At The Exiled, Ramon Glazov reports "How an Australian Oligarch is Using Dirty Tricks and Libertarian Lies to Fleece Aborigines Out of Billions." One of the ways the oligarch -- Andrew "Twiggy" Forrest, Australia's richest man -- is trying to persuade a tribe of aborigines to sell cheap their rights to an iron ore deposit (estimated to be worth $280 billion) is by promising the tribe jobs once he starts mining operations. But as Glazov points out,
if Forrest offers X amount of dollars "in jobs," that means he's also getting back X amount of dollars in labor. So, to be eligible for that extra $6.5m, the Yindjibarndi wouldn't just have to sign away their land; they'd have to pay for it with their own sweat as well!

That's why you shouldn't trust an oligarch when they claim to be offering millions "in jobs" -- it's not money, so much as the right to earn money, which makes it worth damn near $0.
And that last point is the one we tend to miss when we talk about how important the "job creators" are to our society: hiring people isn't an act of beneficence, it's a trade. The employer trades cash, the employee trades time, skill and labor. Both sides to the transaction should be understood to have contributed something of real value, and both parties to the transaction should be held in equal esteem.

(I once spent a summer working as a handyman on a large, ramshackle house in North Carolina's Outer Banks. The staff got paid once a week and the owner of the house liked to make a big deal out payday, dancing around the staff's common room and handing us our checks as if she were our fairy godmother bestowing gifts. It was obvious that she thought we were supposed to be grateful to her merely for paying us. But we all worked really hard at that job, and the implicit suggestion that our paychecks were some sort of present from her to us used to really piss me off.)

This seems to be another unintended consequence of America's tendency over the last 35 years or so to demonize unions and disparage workers, while exalting bankers, stock manipulators and venture capitalists: the idea that everything, including jobs, flows from the Very Very Rich down to the plebes, and that everyone who isn't staggeringly wealthy needs to tug their forelock and say "Thanks, Guv" to the Rich whenever blessed with the slightest bit of good fortune. Certainly that is what the Rich have come to expect. Since Obama has been in office the banksters' compensation is greater than ever, their tax burden is lower than ever, and yet they are still mad at him because he once called them "fat cats" and refuses to tell them that they are just the greatest, bestest, smartest people ever.

(Yes you are! Yes you are! Who's a pwecious widdle banker? It's you!)
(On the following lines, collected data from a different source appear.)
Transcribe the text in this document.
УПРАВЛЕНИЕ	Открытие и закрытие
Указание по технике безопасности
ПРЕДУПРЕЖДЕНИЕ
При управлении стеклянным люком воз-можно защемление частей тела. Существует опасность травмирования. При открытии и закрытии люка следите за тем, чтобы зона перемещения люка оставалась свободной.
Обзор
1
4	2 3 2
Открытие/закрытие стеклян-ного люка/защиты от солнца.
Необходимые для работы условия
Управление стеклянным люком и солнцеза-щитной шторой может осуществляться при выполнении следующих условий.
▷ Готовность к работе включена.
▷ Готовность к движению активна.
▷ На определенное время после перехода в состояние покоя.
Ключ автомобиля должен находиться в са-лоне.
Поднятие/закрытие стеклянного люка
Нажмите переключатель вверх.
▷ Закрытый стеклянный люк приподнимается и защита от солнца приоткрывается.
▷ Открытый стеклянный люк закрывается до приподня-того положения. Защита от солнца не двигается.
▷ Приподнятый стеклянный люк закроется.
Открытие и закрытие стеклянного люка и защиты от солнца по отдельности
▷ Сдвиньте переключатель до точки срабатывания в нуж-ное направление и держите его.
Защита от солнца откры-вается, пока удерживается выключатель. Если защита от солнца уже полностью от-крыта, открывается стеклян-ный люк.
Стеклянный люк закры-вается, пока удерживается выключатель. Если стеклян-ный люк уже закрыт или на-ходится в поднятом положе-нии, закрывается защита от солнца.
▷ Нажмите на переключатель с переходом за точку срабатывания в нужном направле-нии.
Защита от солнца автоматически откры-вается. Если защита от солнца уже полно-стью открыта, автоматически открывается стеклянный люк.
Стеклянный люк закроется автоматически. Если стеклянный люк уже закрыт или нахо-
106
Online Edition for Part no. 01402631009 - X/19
But, you know . . . we didn't used to think like this, because we used to know it actually works the other way 'round -- prosperity and economic security grow from the bottom up. It'd be nice if we made an effort to start remembering that fundamental truth, maybe start trying to remind ourselves of it from time to time -- maybe it might help us to sack up and do the things necessary to stand this country back on its feet. Like making those "fat cats" start paying their fair share again.